We shouldn’t overstate the impact of the French domestic flight ban – or the extent to which its politicians are listening to its citizens’ concerns about the climate crisis. After Macron initially promised to present recommendations from France’s citizens’ climate convention to parliament “without filter”, his team then spent months watering down the proposals. Now, only flights between Paris and airports such as Bordeaux, Lyon and Nantes will be affected by the new rule, yet most French domestic flights are between Paris and the south, such as Toulouse, Marseille and Nice. Connecting flights will also be exempt.
To round off the cynic’s perspective on this announcement, it is instructive to note that the French government’s €7bn Covid bailout to Air France last spring came with a condition attached: ending flights on routes with rail alternatives of under two and a half hours. At the time, the partly state-owned airline complained that the ban should apply to other airlines too – and now it will. It’s a happy coincidence for Air France bosses, who are unlikely to be losing much sleep over the new conditions for another reason too; pre-pandemic, the company’s domestic network was operating at a €200m annual loss.

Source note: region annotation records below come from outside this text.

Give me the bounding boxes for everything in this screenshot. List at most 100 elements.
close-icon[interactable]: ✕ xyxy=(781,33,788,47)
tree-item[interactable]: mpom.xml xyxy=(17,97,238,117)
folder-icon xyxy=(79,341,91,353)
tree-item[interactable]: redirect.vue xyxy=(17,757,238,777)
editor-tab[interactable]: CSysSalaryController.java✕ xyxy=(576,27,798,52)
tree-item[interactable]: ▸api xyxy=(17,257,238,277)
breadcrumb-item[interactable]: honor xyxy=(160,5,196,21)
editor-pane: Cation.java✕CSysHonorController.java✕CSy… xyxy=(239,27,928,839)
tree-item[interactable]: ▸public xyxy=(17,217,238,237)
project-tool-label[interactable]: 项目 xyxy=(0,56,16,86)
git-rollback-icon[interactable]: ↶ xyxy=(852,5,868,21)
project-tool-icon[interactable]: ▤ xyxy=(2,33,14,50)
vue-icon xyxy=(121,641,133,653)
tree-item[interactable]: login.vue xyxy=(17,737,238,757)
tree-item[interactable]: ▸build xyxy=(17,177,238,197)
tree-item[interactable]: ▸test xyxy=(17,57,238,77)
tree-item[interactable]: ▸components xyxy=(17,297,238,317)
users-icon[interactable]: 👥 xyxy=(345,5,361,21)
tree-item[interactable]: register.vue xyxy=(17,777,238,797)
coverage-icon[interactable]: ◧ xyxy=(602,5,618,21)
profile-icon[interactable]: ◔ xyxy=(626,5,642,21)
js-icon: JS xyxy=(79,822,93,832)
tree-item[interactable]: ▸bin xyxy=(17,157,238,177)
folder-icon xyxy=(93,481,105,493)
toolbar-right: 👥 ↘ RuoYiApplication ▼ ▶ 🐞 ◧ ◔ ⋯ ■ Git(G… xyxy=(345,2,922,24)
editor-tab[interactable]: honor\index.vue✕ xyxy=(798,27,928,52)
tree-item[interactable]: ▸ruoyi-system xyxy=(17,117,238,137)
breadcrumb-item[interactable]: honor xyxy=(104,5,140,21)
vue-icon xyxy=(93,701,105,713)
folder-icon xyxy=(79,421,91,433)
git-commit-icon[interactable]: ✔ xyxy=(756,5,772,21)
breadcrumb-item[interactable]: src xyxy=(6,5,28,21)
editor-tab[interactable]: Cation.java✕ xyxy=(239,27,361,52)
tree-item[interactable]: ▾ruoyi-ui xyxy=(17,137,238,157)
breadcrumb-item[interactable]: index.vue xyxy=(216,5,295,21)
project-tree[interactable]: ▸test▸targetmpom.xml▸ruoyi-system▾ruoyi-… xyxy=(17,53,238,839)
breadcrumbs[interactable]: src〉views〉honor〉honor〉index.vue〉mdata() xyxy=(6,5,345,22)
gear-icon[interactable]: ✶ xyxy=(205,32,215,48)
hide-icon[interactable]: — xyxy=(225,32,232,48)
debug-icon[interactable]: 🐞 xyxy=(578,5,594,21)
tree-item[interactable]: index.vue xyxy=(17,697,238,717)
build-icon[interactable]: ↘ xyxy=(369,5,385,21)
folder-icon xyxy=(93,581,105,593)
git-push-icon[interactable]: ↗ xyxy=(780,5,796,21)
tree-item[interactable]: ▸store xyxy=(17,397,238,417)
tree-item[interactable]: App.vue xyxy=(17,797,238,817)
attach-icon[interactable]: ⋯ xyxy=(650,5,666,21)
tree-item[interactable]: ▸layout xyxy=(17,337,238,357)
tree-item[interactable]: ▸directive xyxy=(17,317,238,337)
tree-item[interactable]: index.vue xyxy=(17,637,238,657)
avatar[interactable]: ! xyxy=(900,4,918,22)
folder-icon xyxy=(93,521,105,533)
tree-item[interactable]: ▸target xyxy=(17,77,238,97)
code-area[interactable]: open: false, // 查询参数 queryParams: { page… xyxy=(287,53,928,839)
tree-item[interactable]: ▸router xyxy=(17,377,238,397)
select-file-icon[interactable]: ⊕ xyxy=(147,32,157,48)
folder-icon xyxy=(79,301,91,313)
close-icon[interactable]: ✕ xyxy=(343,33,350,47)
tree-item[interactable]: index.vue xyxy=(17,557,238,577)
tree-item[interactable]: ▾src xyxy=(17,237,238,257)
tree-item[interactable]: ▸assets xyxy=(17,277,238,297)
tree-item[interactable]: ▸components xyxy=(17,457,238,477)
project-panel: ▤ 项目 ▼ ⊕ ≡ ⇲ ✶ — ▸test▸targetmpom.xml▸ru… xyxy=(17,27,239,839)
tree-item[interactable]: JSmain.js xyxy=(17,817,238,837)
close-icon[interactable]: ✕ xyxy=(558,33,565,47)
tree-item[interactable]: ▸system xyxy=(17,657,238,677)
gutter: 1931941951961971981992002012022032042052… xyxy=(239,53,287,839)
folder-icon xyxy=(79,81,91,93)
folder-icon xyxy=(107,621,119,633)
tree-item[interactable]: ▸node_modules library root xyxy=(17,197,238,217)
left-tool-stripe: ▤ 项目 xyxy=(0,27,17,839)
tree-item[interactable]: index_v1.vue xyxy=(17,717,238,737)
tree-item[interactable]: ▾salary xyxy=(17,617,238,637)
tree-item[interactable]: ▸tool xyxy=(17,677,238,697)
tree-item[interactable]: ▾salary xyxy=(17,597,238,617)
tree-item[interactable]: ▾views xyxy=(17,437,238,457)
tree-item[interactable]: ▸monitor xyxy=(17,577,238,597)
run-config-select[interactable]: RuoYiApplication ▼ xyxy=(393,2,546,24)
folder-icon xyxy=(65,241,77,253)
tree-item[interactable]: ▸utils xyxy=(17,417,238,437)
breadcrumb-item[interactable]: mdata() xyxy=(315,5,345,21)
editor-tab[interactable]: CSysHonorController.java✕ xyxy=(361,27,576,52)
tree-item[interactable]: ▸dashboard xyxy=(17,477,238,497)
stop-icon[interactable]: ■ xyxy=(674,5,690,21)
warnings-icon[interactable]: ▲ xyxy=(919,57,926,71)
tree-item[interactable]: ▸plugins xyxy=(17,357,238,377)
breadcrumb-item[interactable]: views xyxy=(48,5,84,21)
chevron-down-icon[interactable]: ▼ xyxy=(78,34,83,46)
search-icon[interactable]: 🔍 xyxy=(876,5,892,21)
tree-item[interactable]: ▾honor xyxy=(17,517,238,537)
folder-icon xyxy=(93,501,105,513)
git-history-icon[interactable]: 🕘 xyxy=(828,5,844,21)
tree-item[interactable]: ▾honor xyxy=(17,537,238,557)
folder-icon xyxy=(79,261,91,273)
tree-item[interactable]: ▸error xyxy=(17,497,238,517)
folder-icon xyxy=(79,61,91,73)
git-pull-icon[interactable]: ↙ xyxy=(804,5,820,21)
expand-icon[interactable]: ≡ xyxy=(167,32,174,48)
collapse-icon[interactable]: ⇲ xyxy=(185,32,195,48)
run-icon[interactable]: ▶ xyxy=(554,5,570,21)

Nevertheless, the French bill still compares favourably with the efforts of the UK government when it comes to aviation emissions, by virtue of this key distinction: the ban recognises that we can’t tackle climate change without some actual curbs on air travel. Up until now, the idea that there might be hard limits to consumption in a carbon-constrained world has been anathema to politicians everywhere. This ban is an important step towards accepting that curbing consumption is essential for driving down emissions. Finding fair ways to impose these limits in practice will be difficult. But banning unnecessary domestic flights should be the easiest place to start.